Visitors will have the opportunity to view an exhibition of the works of celebrated Norfolk-born landscape painter, Edward Seago, at Sandringham House this season.
The annual exhibition, Edward Seago at Sandringham, will feature paintings collected by several members of the Royal family, along with a collection of previously unseen sketches by the artist.
Other highlights will include landscapes painted during the 1956-57 voyage in the Royal Yacht Britannia, when Seago was invited to accompany the Duke of Edinburgh. And several paintings with a distinct Norfolk theme and views of Sandringham, where Seago was a frequent guest of the Queen Mother over many years.
Helen Walch, public enterprises manager for the Sandringham Estate, said: “The paintings in this exhibition are drawn from the works of Edward Seago, which normally hang in Sandringham House, paintings given to members of the Royal family over several decades.

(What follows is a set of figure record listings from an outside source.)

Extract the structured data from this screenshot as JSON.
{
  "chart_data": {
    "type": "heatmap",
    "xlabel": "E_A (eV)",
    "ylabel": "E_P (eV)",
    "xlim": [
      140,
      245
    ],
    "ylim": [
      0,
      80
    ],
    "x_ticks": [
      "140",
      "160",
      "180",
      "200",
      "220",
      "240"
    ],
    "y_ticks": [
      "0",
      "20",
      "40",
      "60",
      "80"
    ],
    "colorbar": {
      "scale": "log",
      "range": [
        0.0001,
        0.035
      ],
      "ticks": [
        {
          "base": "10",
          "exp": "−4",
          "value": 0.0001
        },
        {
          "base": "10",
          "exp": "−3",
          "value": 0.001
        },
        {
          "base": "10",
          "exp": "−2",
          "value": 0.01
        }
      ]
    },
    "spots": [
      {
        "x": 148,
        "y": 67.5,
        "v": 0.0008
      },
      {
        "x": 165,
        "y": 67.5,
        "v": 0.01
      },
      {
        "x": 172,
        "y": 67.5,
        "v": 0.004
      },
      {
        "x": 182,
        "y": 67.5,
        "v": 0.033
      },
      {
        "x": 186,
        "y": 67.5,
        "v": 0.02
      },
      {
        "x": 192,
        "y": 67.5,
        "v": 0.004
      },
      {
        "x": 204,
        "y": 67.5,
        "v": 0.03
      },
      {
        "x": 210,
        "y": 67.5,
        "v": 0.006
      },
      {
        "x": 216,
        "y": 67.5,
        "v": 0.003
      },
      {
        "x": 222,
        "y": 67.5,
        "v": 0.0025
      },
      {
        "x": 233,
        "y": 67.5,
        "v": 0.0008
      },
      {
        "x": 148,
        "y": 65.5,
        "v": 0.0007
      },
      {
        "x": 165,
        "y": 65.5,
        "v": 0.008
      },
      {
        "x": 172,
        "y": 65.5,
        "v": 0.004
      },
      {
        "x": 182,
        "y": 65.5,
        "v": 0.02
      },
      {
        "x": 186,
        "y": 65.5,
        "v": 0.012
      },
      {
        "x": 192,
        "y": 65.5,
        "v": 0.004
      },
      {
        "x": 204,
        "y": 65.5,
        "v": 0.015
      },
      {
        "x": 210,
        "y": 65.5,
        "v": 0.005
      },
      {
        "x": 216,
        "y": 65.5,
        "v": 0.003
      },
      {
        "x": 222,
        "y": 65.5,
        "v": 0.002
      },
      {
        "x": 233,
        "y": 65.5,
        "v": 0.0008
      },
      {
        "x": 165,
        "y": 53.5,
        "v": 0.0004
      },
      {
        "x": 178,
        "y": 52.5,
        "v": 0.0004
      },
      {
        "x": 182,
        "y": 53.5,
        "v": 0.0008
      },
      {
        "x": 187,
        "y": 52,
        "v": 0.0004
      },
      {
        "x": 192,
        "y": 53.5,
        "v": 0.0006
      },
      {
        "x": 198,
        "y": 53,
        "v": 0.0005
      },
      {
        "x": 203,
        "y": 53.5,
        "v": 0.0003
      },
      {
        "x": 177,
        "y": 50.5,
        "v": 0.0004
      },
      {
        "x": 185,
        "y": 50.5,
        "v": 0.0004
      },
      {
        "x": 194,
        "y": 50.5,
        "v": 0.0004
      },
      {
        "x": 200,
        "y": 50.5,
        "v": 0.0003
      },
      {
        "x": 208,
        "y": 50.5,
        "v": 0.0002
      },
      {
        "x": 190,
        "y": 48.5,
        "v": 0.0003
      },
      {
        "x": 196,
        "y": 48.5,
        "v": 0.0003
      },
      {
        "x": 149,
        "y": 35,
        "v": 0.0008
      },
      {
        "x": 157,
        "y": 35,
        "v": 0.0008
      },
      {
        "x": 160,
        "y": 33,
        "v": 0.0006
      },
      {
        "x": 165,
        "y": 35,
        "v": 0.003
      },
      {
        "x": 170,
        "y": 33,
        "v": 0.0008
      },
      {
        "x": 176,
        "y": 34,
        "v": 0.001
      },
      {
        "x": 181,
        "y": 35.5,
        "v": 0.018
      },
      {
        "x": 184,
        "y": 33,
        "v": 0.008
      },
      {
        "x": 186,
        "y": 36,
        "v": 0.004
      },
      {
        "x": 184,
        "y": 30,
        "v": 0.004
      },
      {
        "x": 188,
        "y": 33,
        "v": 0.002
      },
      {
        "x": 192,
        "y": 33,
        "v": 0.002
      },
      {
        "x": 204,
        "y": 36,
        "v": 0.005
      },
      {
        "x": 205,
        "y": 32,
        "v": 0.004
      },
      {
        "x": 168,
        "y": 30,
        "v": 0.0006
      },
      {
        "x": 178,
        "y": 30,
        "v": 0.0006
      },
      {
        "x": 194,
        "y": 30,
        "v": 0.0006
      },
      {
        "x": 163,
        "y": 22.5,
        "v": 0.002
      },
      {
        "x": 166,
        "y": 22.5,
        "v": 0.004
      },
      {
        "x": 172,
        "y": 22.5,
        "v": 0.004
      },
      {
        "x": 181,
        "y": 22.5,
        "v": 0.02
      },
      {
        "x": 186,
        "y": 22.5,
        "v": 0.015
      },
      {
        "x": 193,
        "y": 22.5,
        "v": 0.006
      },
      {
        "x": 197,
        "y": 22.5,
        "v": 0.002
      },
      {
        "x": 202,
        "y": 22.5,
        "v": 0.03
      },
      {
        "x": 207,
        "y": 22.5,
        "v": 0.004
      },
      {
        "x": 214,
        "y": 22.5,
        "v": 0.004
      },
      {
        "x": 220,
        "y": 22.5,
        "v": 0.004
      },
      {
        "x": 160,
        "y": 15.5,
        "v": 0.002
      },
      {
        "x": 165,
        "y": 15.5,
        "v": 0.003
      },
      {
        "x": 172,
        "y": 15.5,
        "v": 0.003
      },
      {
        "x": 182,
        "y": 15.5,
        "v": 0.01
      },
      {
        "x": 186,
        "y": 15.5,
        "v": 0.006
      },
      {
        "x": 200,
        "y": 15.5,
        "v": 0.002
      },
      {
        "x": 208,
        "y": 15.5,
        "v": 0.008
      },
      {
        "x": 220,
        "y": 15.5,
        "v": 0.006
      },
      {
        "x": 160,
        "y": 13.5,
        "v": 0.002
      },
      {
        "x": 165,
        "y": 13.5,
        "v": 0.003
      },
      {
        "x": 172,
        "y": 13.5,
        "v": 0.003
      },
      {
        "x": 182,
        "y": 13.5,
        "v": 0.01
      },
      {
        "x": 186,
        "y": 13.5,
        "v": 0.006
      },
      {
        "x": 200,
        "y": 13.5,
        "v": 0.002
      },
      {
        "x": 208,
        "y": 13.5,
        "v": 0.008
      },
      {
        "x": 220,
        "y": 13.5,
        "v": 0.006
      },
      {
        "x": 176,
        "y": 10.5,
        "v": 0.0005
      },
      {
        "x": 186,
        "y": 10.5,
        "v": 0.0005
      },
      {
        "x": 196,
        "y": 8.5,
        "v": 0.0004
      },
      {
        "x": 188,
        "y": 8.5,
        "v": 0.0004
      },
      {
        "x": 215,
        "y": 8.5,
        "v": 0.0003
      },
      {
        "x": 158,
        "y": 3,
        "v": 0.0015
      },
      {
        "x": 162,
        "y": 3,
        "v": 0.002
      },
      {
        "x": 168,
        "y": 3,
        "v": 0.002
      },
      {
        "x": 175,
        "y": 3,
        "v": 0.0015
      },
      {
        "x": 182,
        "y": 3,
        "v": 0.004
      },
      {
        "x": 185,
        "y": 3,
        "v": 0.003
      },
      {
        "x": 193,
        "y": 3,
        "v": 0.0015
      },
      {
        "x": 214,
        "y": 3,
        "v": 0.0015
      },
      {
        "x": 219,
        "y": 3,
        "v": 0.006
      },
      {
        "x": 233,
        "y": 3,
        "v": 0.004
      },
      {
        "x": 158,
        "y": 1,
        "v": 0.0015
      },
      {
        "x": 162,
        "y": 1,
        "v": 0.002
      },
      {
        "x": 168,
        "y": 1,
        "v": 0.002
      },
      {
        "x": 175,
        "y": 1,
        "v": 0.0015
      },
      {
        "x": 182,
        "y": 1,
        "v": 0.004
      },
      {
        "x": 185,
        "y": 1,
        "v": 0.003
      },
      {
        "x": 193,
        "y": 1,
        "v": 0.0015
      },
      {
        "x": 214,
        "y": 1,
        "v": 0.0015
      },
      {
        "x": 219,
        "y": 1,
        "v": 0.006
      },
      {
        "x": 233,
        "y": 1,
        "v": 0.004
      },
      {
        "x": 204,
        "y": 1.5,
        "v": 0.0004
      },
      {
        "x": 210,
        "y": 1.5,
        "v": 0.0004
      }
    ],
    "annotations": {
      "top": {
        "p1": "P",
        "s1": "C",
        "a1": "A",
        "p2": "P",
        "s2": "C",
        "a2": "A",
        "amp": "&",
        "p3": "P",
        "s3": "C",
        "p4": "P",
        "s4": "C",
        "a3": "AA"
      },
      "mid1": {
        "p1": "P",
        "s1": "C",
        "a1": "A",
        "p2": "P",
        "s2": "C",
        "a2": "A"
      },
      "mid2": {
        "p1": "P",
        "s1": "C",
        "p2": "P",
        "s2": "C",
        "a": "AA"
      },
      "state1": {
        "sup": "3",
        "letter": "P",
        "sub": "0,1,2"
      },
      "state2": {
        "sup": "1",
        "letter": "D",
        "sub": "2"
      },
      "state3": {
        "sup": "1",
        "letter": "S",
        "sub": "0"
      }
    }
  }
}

“At the heart of the exhibition are paintings selected from the many works Seago created during his 1956 voyage, including a pair of portraits – one by Seago of the Duke of Edinburgh and one by the Duke of Seago.”
Seago was born in Norwich and although he travelled extensively throughout his life, his home was always in Norfolk and the landscapes, coasts and skies of Norfolk form a major part of his work.
Helen said: “Seago painted Norfolk landscapes all his life, so it is appropriate that most of the remaining pictures have a strong Norfolk connection, but there are also other landscapes and two equestrian subjects.”
During the selection process for the exhibition, Sandringham staff were excited to discover a small portfolio of cartoons and sketches made by Seago during his visits to Sandringham.
Helen said: “His knack of creating caricatures from signatures was clearly in demand, as shown by the number of examples in the portfolio, all on Sandringham writing paper and providing a Who’s Who of the King and Queen’s guests.
“Also in the portfolio are some charming drawings and sketches which may be preparatory drawings, or might have been done either to show others guests what he was working on at the time. Or they may have been simply to impress – the steeplechase sketches in particular convey the speed and excitement of racing in just a few pen strokes.”
The Ballroom exhibition is open from tomorrow until Sunday, November 2. Entry is included in the admission fee to the house.